Toshiba’s Libretto U100 – Return of the Mini Laptop

The first Libretto was released back in 1997, and had a form factor as compact as a VHS video cassette. Yet it was a fully functioning notebook computer, complete with a built in hard disk, tiny keyboard and a windows 95 operating system. Now Toshiba is re-launching its subnotebook, the Libretto U100. Weighing 2.16 pounds with a 60GB hard drive, the libretto promises portability without compromising computing.

New miniaturizing technology makes this fusion possible. Toshiba designed the Libretto’s motherboard nearly one-third smaller. The manufacturers even got the 802.11b/g PCI wireless card into the act, shrinking it by half.
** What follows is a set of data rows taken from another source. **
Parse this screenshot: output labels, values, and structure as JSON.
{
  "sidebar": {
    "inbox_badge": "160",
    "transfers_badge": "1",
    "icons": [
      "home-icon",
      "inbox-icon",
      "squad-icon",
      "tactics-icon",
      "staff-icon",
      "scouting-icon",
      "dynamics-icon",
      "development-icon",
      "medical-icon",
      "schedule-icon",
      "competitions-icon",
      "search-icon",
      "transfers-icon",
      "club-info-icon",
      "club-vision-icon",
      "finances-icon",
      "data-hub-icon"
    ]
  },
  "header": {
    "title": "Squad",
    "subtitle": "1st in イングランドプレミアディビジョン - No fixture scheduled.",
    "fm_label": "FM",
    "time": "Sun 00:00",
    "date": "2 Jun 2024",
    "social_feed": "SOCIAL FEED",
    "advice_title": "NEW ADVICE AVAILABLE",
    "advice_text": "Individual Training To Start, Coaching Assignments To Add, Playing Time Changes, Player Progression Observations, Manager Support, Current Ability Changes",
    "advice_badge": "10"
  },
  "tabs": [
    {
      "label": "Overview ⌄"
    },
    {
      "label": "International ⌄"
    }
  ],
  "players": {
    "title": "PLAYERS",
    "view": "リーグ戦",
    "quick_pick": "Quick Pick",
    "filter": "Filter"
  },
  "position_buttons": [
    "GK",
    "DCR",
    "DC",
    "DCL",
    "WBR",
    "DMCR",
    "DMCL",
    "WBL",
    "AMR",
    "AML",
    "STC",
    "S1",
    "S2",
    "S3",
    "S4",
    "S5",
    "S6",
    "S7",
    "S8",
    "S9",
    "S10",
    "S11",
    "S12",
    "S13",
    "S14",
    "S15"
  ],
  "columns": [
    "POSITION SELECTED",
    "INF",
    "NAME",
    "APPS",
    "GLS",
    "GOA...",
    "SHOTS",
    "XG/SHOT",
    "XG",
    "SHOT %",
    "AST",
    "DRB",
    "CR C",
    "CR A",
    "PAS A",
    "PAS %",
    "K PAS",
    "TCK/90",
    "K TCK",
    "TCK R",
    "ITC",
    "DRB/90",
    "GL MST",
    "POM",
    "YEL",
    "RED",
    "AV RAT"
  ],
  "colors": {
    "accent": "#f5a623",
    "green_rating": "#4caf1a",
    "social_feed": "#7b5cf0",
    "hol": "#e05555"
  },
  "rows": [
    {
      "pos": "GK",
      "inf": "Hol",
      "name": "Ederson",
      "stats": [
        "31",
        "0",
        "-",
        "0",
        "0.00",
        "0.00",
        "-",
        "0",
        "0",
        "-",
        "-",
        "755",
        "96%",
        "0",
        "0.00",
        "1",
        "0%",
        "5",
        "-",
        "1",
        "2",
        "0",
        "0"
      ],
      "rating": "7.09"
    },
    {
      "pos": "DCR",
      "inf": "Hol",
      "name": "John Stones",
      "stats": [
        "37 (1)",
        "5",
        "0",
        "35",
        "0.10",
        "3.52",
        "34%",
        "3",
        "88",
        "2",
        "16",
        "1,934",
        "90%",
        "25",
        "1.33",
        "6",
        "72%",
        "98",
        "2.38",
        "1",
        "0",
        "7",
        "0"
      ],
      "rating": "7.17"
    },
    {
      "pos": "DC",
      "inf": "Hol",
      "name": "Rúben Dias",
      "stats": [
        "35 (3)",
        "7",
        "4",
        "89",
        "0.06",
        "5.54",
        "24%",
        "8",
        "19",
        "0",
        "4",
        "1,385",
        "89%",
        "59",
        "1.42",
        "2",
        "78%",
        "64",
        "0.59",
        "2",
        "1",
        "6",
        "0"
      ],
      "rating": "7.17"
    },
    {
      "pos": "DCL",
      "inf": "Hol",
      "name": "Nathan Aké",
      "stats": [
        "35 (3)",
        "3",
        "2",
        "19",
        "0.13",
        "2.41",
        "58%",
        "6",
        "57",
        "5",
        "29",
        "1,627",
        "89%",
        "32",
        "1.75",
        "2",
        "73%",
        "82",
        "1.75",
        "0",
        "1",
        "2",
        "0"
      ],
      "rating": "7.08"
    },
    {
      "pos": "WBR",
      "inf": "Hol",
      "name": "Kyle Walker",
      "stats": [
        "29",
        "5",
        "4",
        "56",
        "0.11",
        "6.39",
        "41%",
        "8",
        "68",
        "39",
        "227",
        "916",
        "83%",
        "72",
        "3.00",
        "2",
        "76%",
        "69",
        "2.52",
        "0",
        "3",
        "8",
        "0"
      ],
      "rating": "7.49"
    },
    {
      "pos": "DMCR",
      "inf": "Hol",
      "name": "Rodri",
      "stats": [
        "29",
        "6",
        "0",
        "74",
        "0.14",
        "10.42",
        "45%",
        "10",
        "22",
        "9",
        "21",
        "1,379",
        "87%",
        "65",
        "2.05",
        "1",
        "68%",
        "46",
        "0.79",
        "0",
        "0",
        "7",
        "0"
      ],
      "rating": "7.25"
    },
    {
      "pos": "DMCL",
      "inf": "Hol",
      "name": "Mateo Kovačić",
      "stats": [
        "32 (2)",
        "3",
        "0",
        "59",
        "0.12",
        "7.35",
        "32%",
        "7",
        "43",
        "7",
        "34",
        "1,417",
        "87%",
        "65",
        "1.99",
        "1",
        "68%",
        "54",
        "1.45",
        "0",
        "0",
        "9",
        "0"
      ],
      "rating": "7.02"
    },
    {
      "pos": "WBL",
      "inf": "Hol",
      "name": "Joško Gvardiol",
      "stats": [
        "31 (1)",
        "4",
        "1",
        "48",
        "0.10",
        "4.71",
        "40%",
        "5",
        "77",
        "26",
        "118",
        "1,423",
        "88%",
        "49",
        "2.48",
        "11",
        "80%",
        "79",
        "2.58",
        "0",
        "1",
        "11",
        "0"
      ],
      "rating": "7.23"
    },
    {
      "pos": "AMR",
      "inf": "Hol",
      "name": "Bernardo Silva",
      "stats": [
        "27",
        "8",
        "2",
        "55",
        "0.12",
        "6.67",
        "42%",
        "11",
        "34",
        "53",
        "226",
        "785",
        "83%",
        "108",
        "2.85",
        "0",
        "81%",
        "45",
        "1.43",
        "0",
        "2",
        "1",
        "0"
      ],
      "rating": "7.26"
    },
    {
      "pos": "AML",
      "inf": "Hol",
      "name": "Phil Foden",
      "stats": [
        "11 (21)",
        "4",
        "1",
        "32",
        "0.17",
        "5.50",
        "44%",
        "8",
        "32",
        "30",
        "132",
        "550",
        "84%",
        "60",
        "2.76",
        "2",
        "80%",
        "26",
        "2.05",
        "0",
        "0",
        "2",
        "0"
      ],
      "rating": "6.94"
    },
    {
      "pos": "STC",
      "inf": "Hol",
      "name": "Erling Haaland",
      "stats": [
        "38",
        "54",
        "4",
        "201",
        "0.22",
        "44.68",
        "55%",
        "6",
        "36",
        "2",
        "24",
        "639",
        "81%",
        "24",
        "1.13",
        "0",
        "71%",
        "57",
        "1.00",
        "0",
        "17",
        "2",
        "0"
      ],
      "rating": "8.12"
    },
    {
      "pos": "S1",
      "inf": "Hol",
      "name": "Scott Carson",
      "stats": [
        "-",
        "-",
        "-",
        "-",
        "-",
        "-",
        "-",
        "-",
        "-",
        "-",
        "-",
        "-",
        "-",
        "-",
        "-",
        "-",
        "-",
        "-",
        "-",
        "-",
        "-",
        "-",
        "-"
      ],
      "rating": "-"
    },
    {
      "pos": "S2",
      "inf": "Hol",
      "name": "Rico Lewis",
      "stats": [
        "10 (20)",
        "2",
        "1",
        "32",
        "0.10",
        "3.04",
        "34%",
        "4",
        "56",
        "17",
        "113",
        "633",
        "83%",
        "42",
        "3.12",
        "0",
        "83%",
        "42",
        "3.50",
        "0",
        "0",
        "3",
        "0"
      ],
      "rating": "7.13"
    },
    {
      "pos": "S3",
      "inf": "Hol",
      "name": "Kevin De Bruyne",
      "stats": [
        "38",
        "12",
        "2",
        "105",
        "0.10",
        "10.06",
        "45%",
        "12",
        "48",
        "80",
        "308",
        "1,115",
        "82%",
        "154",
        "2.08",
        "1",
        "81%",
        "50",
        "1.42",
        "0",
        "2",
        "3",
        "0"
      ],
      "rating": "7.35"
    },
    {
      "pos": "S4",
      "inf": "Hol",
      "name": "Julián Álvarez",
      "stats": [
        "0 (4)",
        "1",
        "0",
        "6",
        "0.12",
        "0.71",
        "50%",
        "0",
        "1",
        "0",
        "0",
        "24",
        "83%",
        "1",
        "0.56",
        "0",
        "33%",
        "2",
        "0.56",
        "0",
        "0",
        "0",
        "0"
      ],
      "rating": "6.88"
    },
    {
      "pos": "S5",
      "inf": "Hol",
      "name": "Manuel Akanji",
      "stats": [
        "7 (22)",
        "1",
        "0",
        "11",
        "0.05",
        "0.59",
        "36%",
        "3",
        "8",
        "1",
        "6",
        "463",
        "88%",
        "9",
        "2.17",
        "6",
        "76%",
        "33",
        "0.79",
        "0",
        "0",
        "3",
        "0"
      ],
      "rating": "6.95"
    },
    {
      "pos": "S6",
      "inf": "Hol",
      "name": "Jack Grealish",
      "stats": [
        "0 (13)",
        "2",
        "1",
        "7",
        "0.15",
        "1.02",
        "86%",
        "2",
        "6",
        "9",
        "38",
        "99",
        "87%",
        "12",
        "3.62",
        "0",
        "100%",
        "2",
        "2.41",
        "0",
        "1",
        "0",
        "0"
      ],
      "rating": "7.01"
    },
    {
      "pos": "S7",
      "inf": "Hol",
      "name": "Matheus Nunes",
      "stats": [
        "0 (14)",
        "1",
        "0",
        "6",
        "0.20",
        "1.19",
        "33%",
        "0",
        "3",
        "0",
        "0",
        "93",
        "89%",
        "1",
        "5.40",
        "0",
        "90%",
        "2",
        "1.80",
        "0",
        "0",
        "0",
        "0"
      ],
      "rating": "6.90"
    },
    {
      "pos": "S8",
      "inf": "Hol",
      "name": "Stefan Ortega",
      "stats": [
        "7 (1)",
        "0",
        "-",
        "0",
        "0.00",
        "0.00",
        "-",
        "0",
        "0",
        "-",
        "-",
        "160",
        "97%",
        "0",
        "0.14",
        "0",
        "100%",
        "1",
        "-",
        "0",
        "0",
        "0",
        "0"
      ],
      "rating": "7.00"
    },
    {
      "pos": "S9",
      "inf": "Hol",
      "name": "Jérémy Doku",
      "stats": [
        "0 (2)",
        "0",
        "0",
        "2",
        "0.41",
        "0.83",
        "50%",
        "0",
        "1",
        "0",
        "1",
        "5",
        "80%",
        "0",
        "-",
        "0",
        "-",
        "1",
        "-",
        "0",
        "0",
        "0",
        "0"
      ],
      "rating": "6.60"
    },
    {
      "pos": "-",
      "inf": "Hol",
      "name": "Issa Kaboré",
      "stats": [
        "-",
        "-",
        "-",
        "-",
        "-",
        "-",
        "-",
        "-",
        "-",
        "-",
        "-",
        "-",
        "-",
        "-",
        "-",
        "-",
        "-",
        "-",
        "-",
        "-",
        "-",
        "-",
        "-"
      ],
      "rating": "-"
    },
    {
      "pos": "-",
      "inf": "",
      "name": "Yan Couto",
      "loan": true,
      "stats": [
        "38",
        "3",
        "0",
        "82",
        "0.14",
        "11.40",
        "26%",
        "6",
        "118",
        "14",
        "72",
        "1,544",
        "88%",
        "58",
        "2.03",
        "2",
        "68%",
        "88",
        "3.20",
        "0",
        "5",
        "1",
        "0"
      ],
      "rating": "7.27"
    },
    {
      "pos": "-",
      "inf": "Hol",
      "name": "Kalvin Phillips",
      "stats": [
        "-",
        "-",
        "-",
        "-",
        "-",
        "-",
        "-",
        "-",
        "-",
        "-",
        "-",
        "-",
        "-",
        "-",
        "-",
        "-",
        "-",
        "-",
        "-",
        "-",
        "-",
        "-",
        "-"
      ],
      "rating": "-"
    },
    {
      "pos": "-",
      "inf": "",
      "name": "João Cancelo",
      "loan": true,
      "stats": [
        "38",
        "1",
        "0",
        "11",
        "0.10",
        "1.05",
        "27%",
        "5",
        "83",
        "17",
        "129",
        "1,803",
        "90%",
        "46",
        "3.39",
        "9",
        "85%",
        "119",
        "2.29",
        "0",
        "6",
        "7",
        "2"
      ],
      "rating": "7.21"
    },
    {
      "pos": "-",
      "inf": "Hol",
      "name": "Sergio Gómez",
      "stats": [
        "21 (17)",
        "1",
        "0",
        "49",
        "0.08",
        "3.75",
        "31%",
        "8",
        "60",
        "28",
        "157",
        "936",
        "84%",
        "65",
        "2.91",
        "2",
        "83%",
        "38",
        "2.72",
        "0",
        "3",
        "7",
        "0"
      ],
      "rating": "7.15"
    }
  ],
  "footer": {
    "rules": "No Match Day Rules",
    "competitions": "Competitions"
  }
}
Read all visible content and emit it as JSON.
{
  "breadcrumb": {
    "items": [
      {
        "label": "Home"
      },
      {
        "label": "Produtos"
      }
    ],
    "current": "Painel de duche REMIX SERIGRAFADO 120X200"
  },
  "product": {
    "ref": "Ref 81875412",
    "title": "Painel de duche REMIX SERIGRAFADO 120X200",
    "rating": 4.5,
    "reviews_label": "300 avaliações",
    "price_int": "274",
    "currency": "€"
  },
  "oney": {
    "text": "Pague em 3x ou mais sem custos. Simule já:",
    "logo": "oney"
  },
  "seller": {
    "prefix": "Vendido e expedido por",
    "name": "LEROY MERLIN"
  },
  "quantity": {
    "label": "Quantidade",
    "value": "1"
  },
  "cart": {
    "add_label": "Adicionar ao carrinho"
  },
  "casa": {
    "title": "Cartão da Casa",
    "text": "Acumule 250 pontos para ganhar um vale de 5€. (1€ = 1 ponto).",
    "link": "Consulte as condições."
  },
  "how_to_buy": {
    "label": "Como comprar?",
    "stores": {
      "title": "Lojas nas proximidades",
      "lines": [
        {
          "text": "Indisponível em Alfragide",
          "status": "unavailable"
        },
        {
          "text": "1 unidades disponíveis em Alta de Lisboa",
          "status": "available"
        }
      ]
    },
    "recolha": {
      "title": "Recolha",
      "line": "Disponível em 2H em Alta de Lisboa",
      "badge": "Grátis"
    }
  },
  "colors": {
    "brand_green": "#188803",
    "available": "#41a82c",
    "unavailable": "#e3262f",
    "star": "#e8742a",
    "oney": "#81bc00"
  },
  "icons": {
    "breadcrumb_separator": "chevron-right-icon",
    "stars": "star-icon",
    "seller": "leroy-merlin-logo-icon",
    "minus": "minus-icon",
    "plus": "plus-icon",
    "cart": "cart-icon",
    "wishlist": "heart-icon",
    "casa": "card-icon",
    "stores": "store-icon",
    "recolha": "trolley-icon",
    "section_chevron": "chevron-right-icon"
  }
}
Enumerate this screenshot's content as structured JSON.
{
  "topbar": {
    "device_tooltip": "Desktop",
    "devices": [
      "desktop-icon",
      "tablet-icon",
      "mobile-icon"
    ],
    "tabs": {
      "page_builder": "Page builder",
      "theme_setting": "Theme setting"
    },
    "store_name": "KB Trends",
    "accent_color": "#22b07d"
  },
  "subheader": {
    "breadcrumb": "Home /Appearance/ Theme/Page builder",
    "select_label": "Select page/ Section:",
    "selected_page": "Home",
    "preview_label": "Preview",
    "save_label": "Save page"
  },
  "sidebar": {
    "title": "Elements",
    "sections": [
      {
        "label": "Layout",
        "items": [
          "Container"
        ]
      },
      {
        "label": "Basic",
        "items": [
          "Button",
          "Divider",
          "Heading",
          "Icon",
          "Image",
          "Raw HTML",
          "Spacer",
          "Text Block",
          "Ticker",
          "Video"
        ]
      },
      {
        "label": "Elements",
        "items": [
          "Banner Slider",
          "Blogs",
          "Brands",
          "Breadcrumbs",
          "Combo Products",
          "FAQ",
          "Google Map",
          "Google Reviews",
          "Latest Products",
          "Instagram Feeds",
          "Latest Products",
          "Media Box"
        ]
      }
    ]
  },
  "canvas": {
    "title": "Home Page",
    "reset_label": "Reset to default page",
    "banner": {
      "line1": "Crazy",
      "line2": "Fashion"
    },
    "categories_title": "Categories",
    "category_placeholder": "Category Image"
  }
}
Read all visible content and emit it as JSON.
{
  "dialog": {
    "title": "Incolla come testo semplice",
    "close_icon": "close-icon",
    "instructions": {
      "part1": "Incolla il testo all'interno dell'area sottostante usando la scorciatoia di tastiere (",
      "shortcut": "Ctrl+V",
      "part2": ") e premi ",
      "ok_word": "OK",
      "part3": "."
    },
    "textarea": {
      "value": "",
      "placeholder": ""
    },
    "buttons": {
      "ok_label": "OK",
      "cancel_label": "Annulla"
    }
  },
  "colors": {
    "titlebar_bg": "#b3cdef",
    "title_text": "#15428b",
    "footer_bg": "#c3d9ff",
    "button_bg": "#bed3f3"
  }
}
This leaves room for a full-sized 1.20GHz Intel Pentium M processor (2MB L2 cache and 400MHz FSB) and 512MB DD 333MHZ RAM. And there’s still space enough for almost every port under the sun – 2 USBs, an IEEE-1394, 10/100 Ethernet, LAN and modem ports, a docking connector, and an RGB mini connector.

For such a small package, the Libretto U100 offers some big-time new technologies, as well. Toshiba fitted it with its Hard Disk Drive protection system.

Using a 3D accelerometer, this system can perceive sudden accelerations, such as falls, bounces, or any other unnatural maneuvers for an inanimate object. If such an acceleration occurs, the hard drive goes into its figurative shell, parking the hard drive head until the coast is clear. For user identity protection, the mini laptop also features fingerprint authentication technology.

Even with all of these attractions, Toshiba’s U100 still has to face the major question mark that hangs over all tiny notebooks: its display. Toshiba answers with an unprecedented 7.2-inch widescreen LCD display with WXGA (1280×768) native resolution. They implemented another mini-laptop milestone, an LED backlight that illuminates the LCD further.

Toshiba brought back the Libretto U100 in part to celebrate the 20th anniversary of the first laptop. Consumers may be the ones with a reason to celebrate.